Alert reader and Slate contributor Emily Yoffe writes to correct my too-short list of serial fabricators; she suggests USA Today’s Jack Kelley as a worthy addition. She also corrects my earlier assertion that no fabricator had ever interfered in an ongoing criminal investigation. Emily writes, “Jayson Blair came down to DC in the middle of the sniper shootings and started making stuff up about the investigation. … The prosecutors ended up having a press conference to denounce one Blair story as a total lie, but because they refused to say what was actually going on inside their office, the Times, for a time, took it as confirmation of Blair’s superpowers.”

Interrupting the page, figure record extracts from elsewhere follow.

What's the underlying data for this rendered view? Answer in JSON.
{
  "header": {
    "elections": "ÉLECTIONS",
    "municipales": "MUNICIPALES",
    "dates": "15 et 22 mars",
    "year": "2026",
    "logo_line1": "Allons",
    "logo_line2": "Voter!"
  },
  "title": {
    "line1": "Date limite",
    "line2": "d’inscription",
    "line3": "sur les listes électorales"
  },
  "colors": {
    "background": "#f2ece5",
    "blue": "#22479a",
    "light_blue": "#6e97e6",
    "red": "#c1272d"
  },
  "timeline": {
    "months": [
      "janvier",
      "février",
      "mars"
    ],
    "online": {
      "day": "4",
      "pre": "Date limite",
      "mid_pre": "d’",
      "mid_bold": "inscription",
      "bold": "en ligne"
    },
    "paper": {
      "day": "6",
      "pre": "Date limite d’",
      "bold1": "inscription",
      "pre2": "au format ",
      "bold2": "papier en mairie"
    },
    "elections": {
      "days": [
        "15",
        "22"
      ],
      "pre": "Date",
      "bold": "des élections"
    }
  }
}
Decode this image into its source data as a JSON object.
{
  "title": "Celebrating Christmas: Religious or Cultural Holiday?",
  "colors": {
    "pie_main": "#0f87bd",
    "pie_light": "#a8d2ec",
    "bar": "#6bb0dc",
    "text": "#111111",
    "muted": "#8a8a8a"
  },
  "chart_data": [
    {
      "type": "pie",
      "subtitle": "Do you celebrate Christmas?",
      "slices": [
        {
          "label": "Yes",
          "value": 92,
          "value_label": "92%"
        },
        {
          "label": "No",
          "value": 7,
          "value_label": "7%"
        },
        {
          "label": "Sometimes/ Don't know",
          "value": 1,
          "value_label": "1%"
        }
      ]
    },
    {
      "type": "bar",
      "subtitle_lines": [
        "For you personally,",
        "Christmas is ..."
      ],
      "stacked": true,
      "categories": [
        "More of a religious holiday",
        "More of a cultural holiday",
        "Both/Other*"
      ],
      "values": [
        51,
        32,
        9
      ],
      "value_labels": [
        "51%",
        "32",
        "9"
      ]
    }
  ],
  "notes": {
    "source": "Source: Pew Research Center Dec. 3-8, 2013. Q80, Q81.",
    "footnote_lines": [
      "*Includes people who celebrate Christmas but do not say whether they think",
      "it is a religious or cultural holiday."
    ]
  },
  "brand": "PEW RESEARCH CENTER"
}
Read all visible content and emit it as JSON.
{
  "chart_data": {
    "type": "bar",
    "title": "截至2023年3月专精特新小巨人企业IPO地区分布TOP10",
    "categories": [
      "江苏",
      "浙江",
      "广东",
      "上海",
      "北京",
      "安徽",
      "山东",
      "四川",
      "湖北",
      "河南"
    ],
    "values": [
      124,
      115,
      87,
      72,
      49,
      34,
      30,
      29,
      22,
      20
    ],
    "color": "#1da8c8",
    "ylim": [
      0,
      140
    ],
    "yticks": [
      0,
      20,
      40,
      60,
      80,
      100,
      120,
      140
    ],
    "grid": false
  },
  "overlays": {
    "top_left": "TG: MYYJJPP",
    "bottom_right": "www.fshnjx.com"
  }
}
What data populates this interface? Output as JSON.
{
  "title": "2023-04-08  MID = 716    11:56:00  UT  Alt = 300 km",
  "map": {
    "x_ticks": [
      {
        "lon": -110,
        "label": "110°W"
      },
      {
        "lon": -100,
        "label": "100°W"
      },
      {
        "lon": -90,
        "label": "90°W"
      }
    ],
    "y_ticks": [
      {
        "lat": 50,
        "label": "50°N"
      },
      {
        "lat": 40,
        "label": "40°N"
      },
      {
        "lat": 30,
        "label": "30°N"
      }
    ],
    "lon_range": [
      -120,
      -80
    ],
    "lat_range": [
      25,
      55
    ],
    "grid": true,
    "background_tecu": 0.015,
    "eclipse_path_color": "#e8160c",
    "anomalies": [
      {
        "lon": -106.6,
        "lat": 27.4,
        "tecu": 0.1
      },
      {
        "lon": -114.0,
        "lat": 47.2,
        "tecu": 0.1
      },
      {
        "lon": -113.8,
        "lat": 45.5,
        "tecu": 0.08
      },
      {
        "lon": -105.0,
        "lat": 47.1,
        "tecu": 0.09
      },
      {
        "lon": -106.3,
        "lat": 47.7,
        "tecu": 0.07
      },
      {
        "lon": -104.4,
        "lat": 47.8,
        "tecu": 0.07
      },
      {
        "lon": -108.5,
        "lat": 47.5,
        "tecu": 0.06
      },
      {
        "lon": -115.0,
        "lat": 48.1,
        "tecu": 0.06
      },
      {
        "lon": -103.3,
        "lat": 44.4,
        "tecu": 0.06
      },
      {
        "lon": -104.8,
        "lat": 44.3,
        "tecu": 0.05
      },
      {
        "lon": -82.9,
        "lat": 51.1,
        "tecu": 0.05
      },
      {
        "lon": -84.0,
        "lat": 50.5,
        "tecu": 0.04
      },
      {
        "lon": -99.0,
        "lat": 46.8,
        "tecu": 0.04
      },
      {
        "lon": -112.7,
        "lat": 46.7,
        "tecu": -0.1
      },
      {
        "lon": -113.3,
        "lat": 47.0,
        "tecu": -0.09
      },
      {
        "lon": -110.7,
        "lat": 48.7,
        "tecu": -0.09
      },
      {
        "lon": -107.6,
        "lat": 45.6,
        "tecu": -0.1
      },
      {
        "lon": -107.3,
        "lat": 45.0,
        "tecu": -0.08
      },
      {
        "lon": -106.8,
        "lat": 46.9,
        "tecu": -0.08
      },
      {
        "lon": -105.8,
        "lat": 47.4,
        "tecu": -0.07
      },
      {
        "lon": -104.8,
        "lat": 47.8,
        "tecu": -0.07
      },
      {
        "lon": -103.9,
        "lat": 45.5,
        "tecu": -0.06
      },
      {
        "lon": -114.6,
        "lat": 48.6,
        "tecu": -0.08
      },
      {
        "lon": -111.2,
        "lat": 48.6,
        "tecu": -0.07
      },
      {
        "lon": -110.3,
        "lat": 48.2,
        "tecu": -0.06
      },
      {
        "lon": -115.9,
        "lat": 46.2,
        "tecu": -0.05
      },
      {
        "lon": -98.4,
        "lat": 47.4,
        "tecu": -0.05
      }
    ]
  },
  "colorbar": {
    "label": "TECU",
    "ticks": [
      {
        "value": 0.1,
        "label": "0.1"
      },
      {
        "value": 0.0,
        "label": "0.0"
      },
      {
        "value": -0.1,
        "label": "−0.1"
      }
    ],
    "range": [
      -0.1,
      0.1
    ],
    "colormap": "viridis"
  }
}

I want to thank Emily for correcting my mistakes so promptly (does she do that to you, too?). She also makes an interesting point about what could be Templeton’s undoing: “Don’t you think that Templeton laid his own trap when he used the name of a random homeless guy as the terrified homeless father of four?” Yes, using the name of an actual live person for a fictional character did seem dumb. On the other hand, do we really think that Templeton will get caught? Hasn’t David Simon made it abundantly clear that evil has triumphed at the Baltimore Sun? Templeton will probably end up winning the Pulitzer.

By the way, David, I’ve noticed very little commentary from you of late on the Sun subplot. Do you secretly love it and not want to share that fact with me?